Jamais Jeanne n’aurait pu imaginer qu’elle se sentirait envahie par la présence de son mari. Pourtant, c’était un fait : Thomas lui tapait sur les nerfs. Il n’arrêtait pas. Une vraie tornade ! Jeanne se doutait bien que la peur de s’ennuyer agissait beaucoup sur lui. Et elle admettait aussi qu’il valait peut-être mieux être confrontée à un tourbillon plutôt qu’à un éteignoir qui promènerait un air dépressif à travers la maison. Mais de là à vouloir tout faire !

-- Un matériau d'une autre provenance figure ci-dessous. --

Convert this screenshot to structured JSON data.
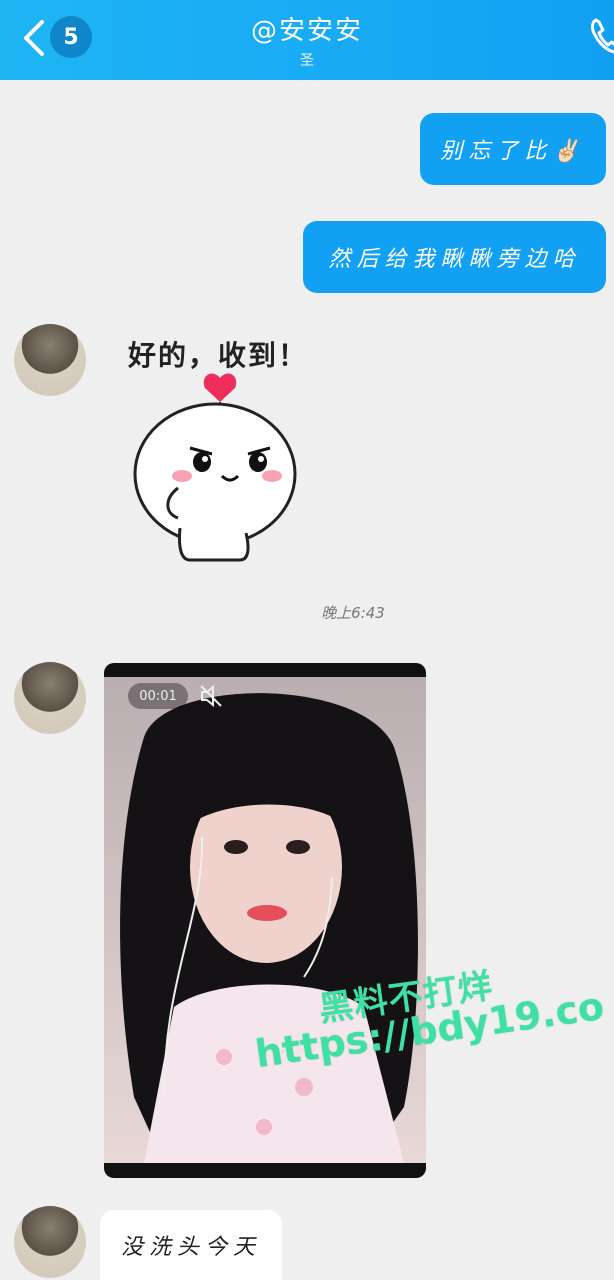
{
  "header": {
    "unread_count": "5",
    "title": "@安安安",
    "subtitle": "圣",
    "icons": {
      "back": "chevron-left-icon",
      "call": "phone-icon"
    }
  },
  "messages": [
    {
      "side": "out",
      "text": "别忘了比✌🏻"
    },
    {
      "side": "out",
      "text": "然后给我瞅瞅旁边哈"
    },
    {
      "side": "in",
      "type": "sticker",
      "text": "好的，收到！"
    },
    {
      "type": "timestamp",
      "text": "晚上6:43"
    },
    {
      "side": "in",
      "type": "video",
      "duration": "00:01",
      "muted": true
    },
    {
      "side": "in",
      "text": "没洗头今天"
    }
  ],
  "watermark": {
    "line1": "黑料不打烊",
    "line2": "https://bdy19.co"
  },
  "colors": {
    "accent": "#12a0f2",
    "header_start": "#1fb5f3",
    "badge": "#0f86c9",
    "watermark": "#3ee0a4",
    "background": "#efefef"
  }
}
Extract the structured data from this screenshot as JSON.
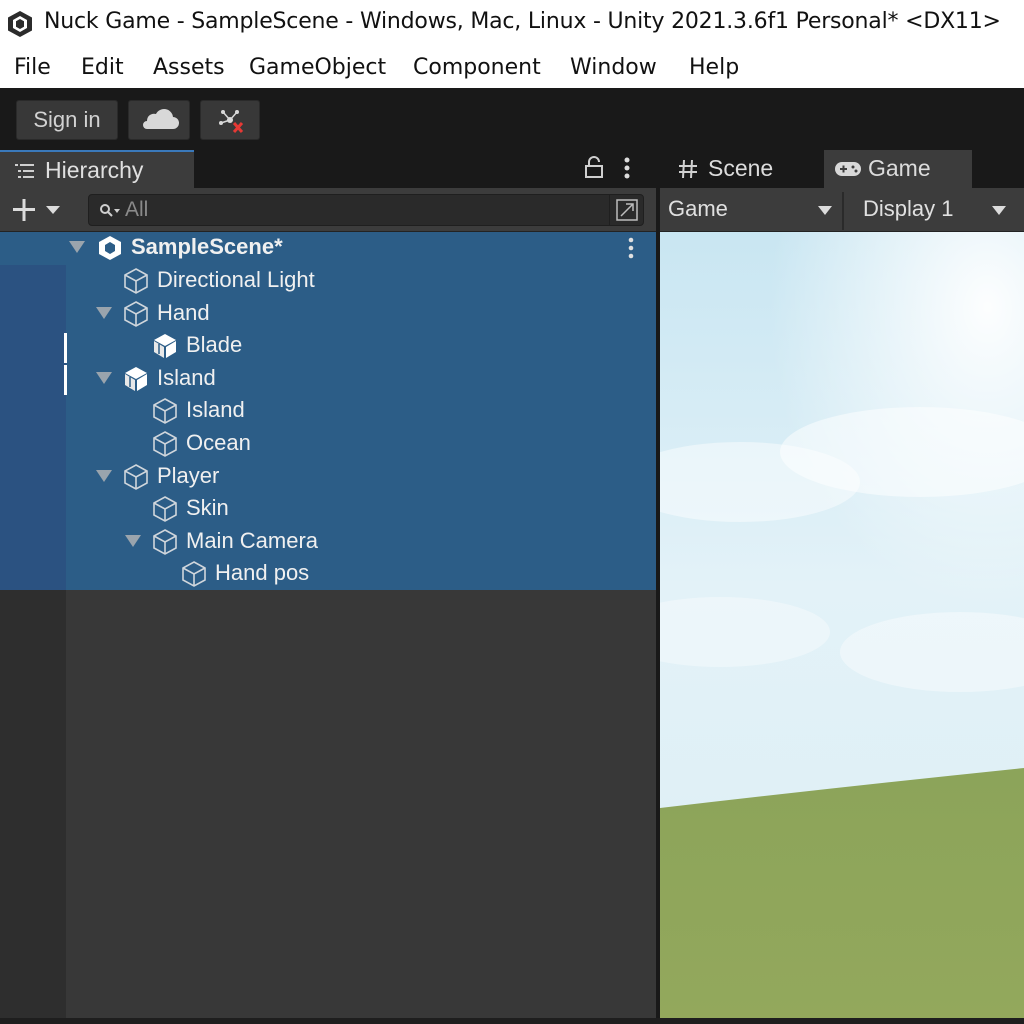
{
  "window": {
    "title": "Nuck Game - SampleScene - Windows, Mac, Linux - Unity 2021.3.6f1 Personal* <DX11>",
    "icon": "unity-logo-icon"
  },
  "menu": [
    "File",
    "Edit",
    "Assets",
    "GameObject",
    "Component",
    "Window",
    "Help"
  ],
  "toolbar": {
    "sign_in_label": "Sign in",
    "cloud_icon": "cloud-icon",
    "collab_icon": "collab-error-icon"
  },
  "hierarchy": {
    "tab_label": "Hierarchy",
    "search_placeholder": "All",
    "scene": "SampleScene*",
    "items": [
      {
        "name": "Directional Light",
        "depth": 1,
        "expanded": null,
        "icon": "gameobject-icon"
      },
      {
        "name": "Hand",
        "depth": 1,
        "expanded": true,
        "icon": "gameobject-icon"
      },
      {
        "name": "Blade",
        "depth": 2,
        "expanded": null,
        "icon": "prefab-icon"
      },
      {
        "name": "Island",
        "depth": 1,
        "expanded": true,
        "icon": "prefab-icon"
      },
      {
        "name": "Island",
        "depth": 2,
        "expanded": null,
        "icon": "gameobject-icon"
      },
      {
        "name": "Ocean",
        "depth": 2,
        "expanded": null,
        "icon": "gameobject-icon"
      },
      {
        "name": "Player",
        "depth": 1,
        "expanded": true,
        "icon": "gameobject-icon"
      },
      {
        "name": "Skin",
        "depth": 2,
        "expanded": null,
        "icon": "gameobject-icon"
      },
      {
        "name": "Main Camera",
        "depth": 2,
        "expanded": true,
        "icon": "gameobject-icon"
      },
      {
        "name": "Hand pos",
        "depth": 3,
        "expanded": null,
        "icon": "gameobject-icon"
      }
    ]
  },
  "view_tabs": {
    "scene_label": "Scene",
    "game_label": "Game"
  },
  "game_toolbar": {
    "view_mode": "Game",
    "display": "Display 1"
  },
  "colors": {
    "selection": "#2c5d87",
    "panel": "#383838",
    "accent": "#3a79bb"
  }
}
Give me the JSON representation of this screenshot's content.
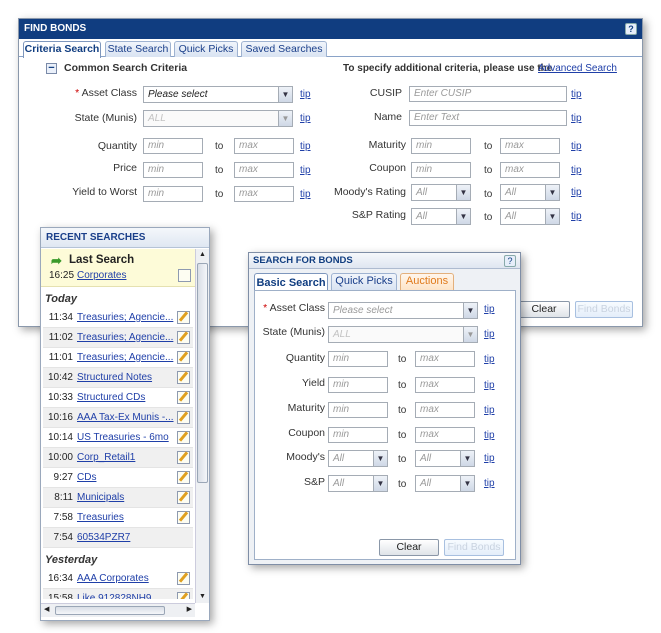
{
  "find_bonds": {
    "title": "FIND BONDS",
    "help": "?",
    "tabs": [
      "Criteria Search",
      "State Search",
      "Quick Picks",
      "Saved Searches"
    ],
    "section_title": "Common Search Criteria",
    "collapse": "−",
    "advanced_prefix": "To specify additional criteria, please use the",
    "advanced_link": "Advanced Search",
    "fields": {
      "asset_class": "Asset Class",
      "asset_class_value": "Please select",
      "state": "State (Munis)",
      "state_value": "ALL",
      "quantity": "Quantity",
      "price": "Price",
      "yield": "Yield to Worst",
      "cusip": "CUSIP",
      "cusip_placeholder": "Enter CUSIP",
      "name": "Name",
      "name_placeholder": "Enter Text",
      "maturity": "Maturity",
      "coupon": "Coupon",
      "moodys": "Moody's Rating",
      "sp": "S&P Rating"
    },
    "min": "min",
    "max": "max",
    "all": "All",
    "to": "to",
    "tip": "tip",
    "clear": "Clear",
    "find": "Find Bonds"
  },
  "recent": {
    "title": "RECENT SEARCHES",
    "last_label": "Last Search",
    "last": {
      "time": "16:25",
      "name": "Corporates"
    },
    "today_label": "Today",
    "today": [
      {
        "time": "11:34",
        "name": "Treasuries; Agencie..."
      },
      {
        "time": "11:02",
        "name": "Treasuries; Agencie..."
      },
      {
        "time": "11:01",
        "name": "Treasuries; Agencie..."
      },
      {
        "time": "10:42",
        "name": "Structured Notes"
      },
      {
        "time": "10:33",
        "name": "Structured CDs"
      },
      {
        "time": "10:16",
        "name": "AAA Tax-Ex Munis -..."
      },
      {
        "time": "10:14",
        "name": "US Treasuries - 6mo"
      },
      {
        "time": "10:00",
        "name": "Corp_Retail1"
      },
      {
        "time": "9:27",
        "name": "CDs"
      },
      {
        "time": "8:11",
        "name": "Municipals"
      },
      {
        "time": "7:58",
        "name": "Treasuries"
      },
      {
        "time": "7:54",
        "name": "60534PZR7"
      }
    ],
    "yesterday_label": "Yesterday",
    "yesterday": [
      {
        "time": "16:34",
        "name": "AAA Corporates"
      },
      {
        "time": "15:58",
        "name": "Like 912828NH9"
      }
    ]
  },
  "search_for_bonds": {
    "title": "SEARCH FOR BONDS",
    "help": "?",
    "tabs": [
      "Basic Search",
      "Quick Picks",
      "Auctions"
    ],
    "fields": {
      "asset_class": "Asset Class",
      "asset_class_value": "Please select",
      "state": "State (Munis)",
      "state_value": "ALL",
      "quantity": "Quantity",
      "yield": "Yield",
      "maturity": "Maturity",
      "coupon": "Coupon",
      "moodys": "Moody's",
      "sp": "S&P"
    },
    "min": "min",
    "max": "max",
    "all": "All",
    "to": "to",
    "tip": "tip",
    "clear": "Clear",
    "find": "Find Bonds"
  }
}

Le bruit du moteur de la tondeuse que Thomas venait de démarrer lui fit lever la tête. Par la fenêtre du sous-sol, elle aperçut son mari, en shorts et tee-shirt, des espadrilles élimées aux pieds, qui attaquait la pelouse avec entrain. Elle ne put s’empêcher de sourire. Tout à l’heure, au déjeuner, il lui avait fait remarquer que tondre la pelouse un mercredi matin lui semblait nettement moins astreignant que de s’y mettre un samedi. Lui qui détestait cette corvée avait fait le pied de grue en attendant une heure décente pour éveiller le voisinage.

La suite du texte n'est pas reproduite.